OCC revises guidance on branch closings
On February 7, the OCC released an updated version of the “Branch Closings” booklet of the Comptroller’s Licensing Manual. According to OCC Bulletin 2023-6, the revised licensing booklet, which outlines policies and procedures for filings and customer notices relating to the closing of national bank and federal savings association branches, removes references to outdated guidance, provides current references, and makes other minor modifications and corrections throughout.
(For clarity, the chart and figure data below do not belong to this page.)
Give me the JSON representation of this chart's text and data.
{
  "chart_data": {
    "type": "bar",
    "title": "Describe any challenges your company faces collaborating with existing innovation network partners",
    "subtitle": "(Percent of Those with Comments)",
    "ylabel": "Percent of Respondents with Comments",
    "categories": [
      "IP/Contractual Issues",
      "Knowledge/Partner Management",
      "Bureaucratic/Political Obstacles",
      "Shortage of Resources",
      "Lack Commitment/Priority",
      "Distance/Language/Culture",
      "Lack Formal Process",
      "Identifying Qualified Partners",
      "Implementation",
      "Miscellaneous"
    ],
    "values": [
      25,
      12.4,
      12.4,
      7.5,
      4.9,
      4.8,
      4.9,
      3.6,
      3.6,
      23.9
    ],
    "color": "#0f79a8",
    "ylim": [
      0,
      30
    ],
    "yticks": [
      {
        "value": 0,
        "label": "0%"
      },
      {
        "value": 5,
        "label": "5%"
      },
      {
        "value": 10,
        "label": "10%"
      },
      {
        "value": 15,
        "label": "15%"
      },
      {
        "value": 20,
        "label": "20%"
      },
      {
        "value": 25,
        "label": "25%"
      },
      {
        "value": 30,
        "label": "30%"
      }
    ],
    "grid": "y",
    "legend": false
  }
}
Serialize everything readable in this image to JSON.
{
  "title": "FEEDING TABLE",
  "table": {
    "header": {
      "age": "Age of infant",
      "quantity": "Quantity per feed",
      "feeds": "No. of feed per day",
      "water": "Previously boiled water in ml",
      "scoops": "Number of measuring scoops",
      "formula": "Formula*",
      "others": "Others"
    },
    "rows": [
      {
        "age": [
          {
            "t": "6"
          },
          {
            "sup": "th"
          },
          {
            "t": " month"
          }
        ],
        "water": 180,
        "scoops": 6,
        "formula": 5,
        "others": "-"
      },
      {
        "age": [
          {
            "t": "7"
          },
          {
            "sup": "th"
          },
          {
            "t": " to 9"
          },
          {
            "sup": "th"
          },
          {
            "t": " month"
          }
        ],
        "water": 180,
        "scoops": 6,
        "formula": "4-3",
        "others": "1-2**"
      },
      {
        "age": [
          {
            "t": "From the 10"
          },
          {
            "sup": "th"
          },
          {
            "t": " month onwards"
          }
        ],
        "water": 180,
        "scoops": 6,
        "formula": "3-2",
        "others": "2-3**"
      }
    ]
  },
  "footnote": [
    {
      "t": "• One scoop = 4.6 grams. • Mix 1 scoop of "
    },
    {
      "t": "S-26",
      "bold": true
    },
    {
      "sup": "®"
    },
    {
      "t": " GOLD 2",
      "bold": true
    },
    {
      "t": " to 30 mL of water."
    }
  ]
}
NYDFS implements state CRA revisions
On February 8, NYDFS announced the adoption of updates to the state’s Community Reinvestment Act (CRA) regulation. The final regulation implements amendments to Banking Law § 28-b, and allows the Department to obtain necessary data to evaluate how well regulated banking institutions are serving minority- and women-owned businesses in their communities. These findings will be integrated into institutions’ CRA ratings, NYDFS said. As previously covered by InfoBytes, NYDFS issued proposed revisions last October, announcing that the modifications are intended to minimize compliance burdens by making sure the regulation’s proposed language complements requirements in the CFPB’s proposed rulemaking for collecting data on credit access for small and minority- and women-owned businesses. The final regulation details how regulated institutions must collect and submit the necessary data to NYDFS while abiding by fair lending laws. Regulated institutions must inquire as to whether a business applying for a loan or credit is minority- or women-owned or both, and submit a report to the Department providing application details, such as the date of application, type of credit applied for and the amount, whether the application was approved or denied, and the size and location of the business. The final regulation also includes a form for regulated institutions to use to obtain the required data from business loan applications. NYDFS said it will publish a data submission template in the coming months for regulated institutions to use during CRA evaluations. The final regulation takes effect August 8, and provides for a compliance date six months following the publication of the Notice of Adoption in the State Register. Regulated institutions will also have an additional transition period of three months from the compliance date to comply with certain provisions.